When the 2007 album, “The Meanest of Times,” was released, it debuted at No. 20 on “Billboard” magazine’s all-inclusive Top 200 album chart, while a single, “The State of Massachusetts,” became a top 15 hit on “Billboard’s” Hot Rock Songs singles chart.

The momentum has only grown since then, as the band’s previous two studio albums, “Going Out in Style” (2011) and “Signed and Sealed in Blood” (2012) both debuted in the top 10 on “Billboard’s” Top 200 album chart.

“11 Short Stories of Pain & Glory” extended that streak, opening at No. 8 on the Top 200, and it’s being greeted as one of the strongest albums yet from the Dropkick Murphys.

The new album features plenty of raucous rocking anthems (“Blood,” “Rebels With A Cause” and “I Had A Hat”) that fit the Irish punk sound that has long defined the band. But there are a few curveballs as well. “Sandlot” echoes a bit of Bruce Springsteen’s “Badlands” with its driving beat, ringing guitar chords and determined spirit. “Kicked To The Curb,” a standout song on the album, is a different kind of rocker for the band, with a great stop-and-start guitar riff that’s plenty crisp, but a bit poppier than most of the group’s music. “You’ll Never Walk Alone,” a cover of the 1940s Rodgers and Hammerstein song from the musical “Carousel,” gets a rousing Irish-tinged treatment.

It’s one of several songs from “11 Short Stories” inspired by the opiate crisis that has hit hard in New England and across the country. The band’s charity, the Claddagh Fund, was established in 2009 with helping with addiction recovery as a primary purpose   Barr has a personal connection to the rise in opiate deaths, which he said claimed the lives of 53,000 Americans in 2016.

“A few years ago, my sister’s husband died of an overdose,” he said. “I mean, it was a tragedy, but it was doubly as hard because we were blindsided by it. It hadn’t been something he had been doing for awhile. He just kind of started doing it. My little sister had really just started to notice his behavior had started changing. They had been together for 12 years, you know what I mean. She worked as a day manager of a restaurant and she worked as a waitress at night. They were like two ships in the night. So he had a lot of time to do things that people wouldn’t know about.”

The Dropkick Murphys, though, don’t wallow in the tragedy of opiate deaths. As “You’ll Never Walk Alone” shows, the band is offering messages of unity and support for those trying to overcome addictions, and that unflagging spirit is a recurring theme on “11 Short Stories.”  The Dropkick Murphys also bring that sort of emotion to the live stage, and the group is currently on a run of headlining dates.
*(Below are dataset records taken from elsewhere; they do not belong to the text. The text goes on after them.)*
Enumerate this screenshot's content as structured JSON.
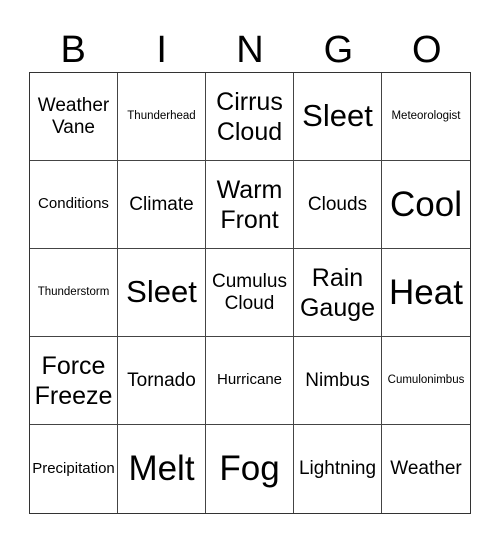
{
  "header": {
    "letters": [
      "B",
      "I",
      "N",
      "G",
      "O"
    ]
  },
  "grid": {
    "rows": [
      [
        "Weather Vane",
        "Thunderhead",
        "Cirrus Cloud",
        "Sleet",
        "Meteorologist"
      ],
      [
        "Conditions",
        "Climate",
        "Warm Front",
        "Clouds",
        "Cool"
      ],
      [
        "Thunderstorm",
        "Sleet",
        "Cumulus Cloud",
        "Rain Gauge",
        "Heat"
      ],
      [
        "Force Freeze",
        "Tornado",
        "Hurricane",
        "Nimbus",
        "Cumulonimbus"
      ],
      [
        "Precipitation",
        "Melt",
        "Fog",
        "Lightning",
        "Weather"
      ]
    ]
  },
  "colors": {
    "grid_line": "#444444",
    "text": "#000000",
    "background": "#ffffff"
  }
}
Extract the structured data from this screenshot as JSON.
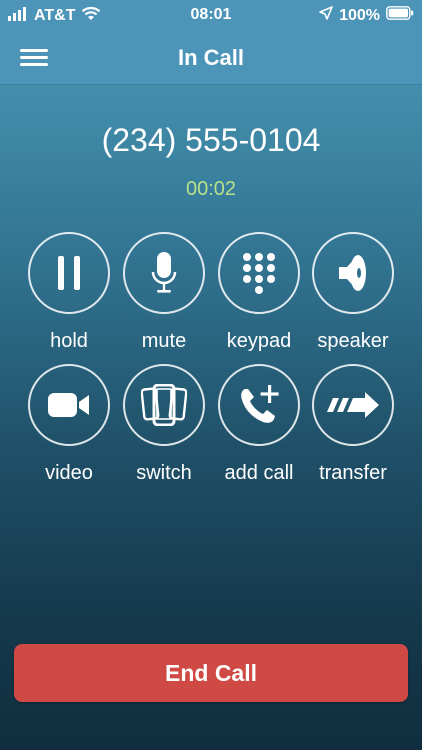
{
  "status_bar": {
    "carrier": "AT&T",
    "time": "08:01",
    "battery": "100%"
  },
  "nav": {
    "title": "In Call"
  },
  "call": {
    "number": "(234) 555-0104",
    "duration": "00:02"
  },
  "controls": [
    {
      "label": "hold",
      "icon": "pause-icon"
    },
    {
      "label": "mute",
      "icon": "microphone-icon"
    },
    {
      "label": "keypad",
      "icon": "keypad-icon"
    },
    {
      "label": "speaker",
      "icon": "speaker-icon"
    },
    {
      "label": "video",
      "icon": "video-camera-icon"
    },
    {
      "label": "switch",
      "icon": "switch-devices-icon"
    },
    {
      "label": "add call",
      "icon": "add-call-icon"
    },
    {
      "label": "transfer",
      "icon": "transfer-arrow-icon"
    }
  ],
  "end_call_label": "End Call",
  "colors": {
    "header": "#4c94b8",
    "timer": "#b7e08a",
    "end_call": "#cf4a45"
  }
}
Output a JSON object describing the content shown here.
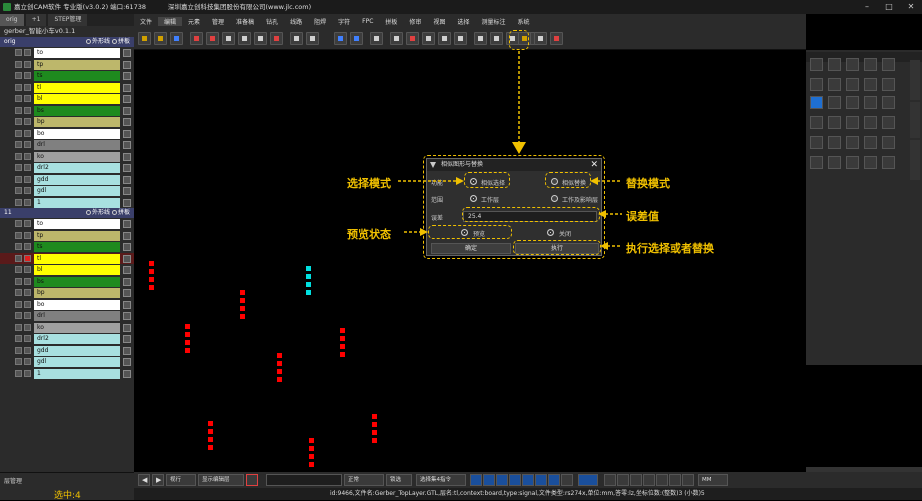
{
  "titlebar": {
    "app": "嘉立创CAM软件 专业版(v3.0.2) 端口:61738",
    "company": "深圳嘉立创科技集团股份有限公司(www.jlc.com)"
  },
  "left": {
    "tabs": [
      "orig",
      "+1",
      "STEP管理"
    ],
    "project": "gerber_智能小车v0.1.1",
    "groups": [
      {
        "name": "orig",
        "opt1": "外形线",
        "opt2": "拼板",
        "layers": [
          {
            "name": "to",
            "color": "#ffffff"
          },
          {
            "name": "tp",
            "color": "#bdb76b"
          },
          {
            "name": "ts",
            "color": "#1e8a1e"
          },
          {
            "name": "tl",
            "color": "#ffff00"
          },
          {
            "name": "bl",
            "color": "#ffff00"
          },
          {
            "name": "bs",
            "color": "#1e8a1e"
          },
          {
            "name": "bp",
            "color": "#bdb76b"
          },
          {
            "name": "bo",
            "color": "#ffffff"
          },
          {
            "name": "drl",
            "color": "#808080"
          },
          {
            "name": "ko",
            "color": "#a0a0a0"
          },
          {
            "name": "drl2",
            "color": "#a8e0e0"
          },
          {
            "name": "gdd",
            "color": "#a8e0e0"
          },
          {
            "name": "gdl",
            "color": "#a8e0e0"
          },
          {
            "name": "1",
            "color": "#a8e0e0"
          }
        ]
      },
      {
        "name": "11",
        "opt1": "外形线",
        "opt2": "拼板",
        "layers": [
          {
            "name": "to",
            "color": "#ffffff"
          },
          {
            "name": "tp",
            "color": "#bdb76b"
          },
          {
            "name": "ts",
            "color": "#1e8a1e"
          },
          {
            "name": "tl",
            "color": "#ffff00"
          },
          {
            "name": "bl",
            "color": "#ffff00"
          },
          {
            "name": "bs",
            "color": "#1e8a1e"
          },
          {
            "name": "bp",
            "color": "#bdb76b"
          },
          {
            "name": "bo",
            "color": "#ffffff"
          },
          {
            "name": "drl",
            "color": "#808080"
          },
          {
            "name": "ko",
            "color": "#a0a0a0"
          },
          {
            "name": "drl2",
            "color": "#a8e0e0"
          },
          {
            "name": "gdd",
            "color": "#a8e0e0"
          },
          {
            "name": "gdl",
            "color": "#a8e0e0"
          },
          {
            "name": "1",
            "color": "#a8e0e0"
          }
        ]
      }
    ],
    "layer_mgr": "层管理",
    "selected": "选中:4"
  },
  "menu": [
    "文件",
    "编辑",
    "元素",
    "管理",
    "准备稿",
    "钻孔",
    "线路",
    "阻焊",
    "字符",
    "FPC",
    "拼板",
    "修审",
    "视图",
    "选择",
    "测量标注",
    "系统"
  ],
  "dialog": {
    "title": "相似图形与替换",
    "mode_label": "功能",
    "mode_opt1": "相似选择",
    "mode_opt2": "相似替换",
    "scope_label": "范围",
    "scope_opt1": "工作层",
    "scope_opt2": "工作及影响层",
    "tol_label": "误差",
    "tolerance": "25.4",
    "preview_label": "预览",
    "close_label": "关闭",
    "ok_label": "确定",
    "exec_label": "执行"
  },
  "annotations": {
    "select_mode": "选择模式",
    "replace_mode": "替换模式",
    "tolerance": "误差值",
    "preview": "预览状态",
    "execute": "执行选择或者替换"
  },
  "bottom": {
    "view": "视行",
    "display": "显示编辑层",
    "unit_mode": "正常",
    "lock": "锁选",
    "filter": "选择集4指令",
    "unit": "MM"
  },
  "status": "id:9466,文件名:Gerber_TopLayer.GTL,层名:tl,context:board,type:signal,文件类型:rs274x,单位:mm,答零:lz,坐标位数:(整数)3 (小数)5",
  "colors": {
    "accent": "#f0c000",
    "pad_red": "#ff0000",
    "pad_cyan": "#00e0e0"
  }
}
“Our mode is attack, attack the audience with our passion, our vim and vigor, if you will,” Barr said of the live show. “We just kind of light ourselves on fire, if you will, and hope for the best.”  The band, naturally enough, is playing several songs from the new album, but varying its career-spanning set list from show to show.

“We don’t go on a tour and just play the same set,” Barr said. “That’s kind of old for us and there are always people that like to follow us to multiple shows. We think about how boring that must be for them as well, so we like to challenge ourselves. So we like to throw in some of the older songs and we also, we have a 21-year career now and we go back as far as that sometimes, throw in some real old ones. It’s fun. We like to keep it interesting.”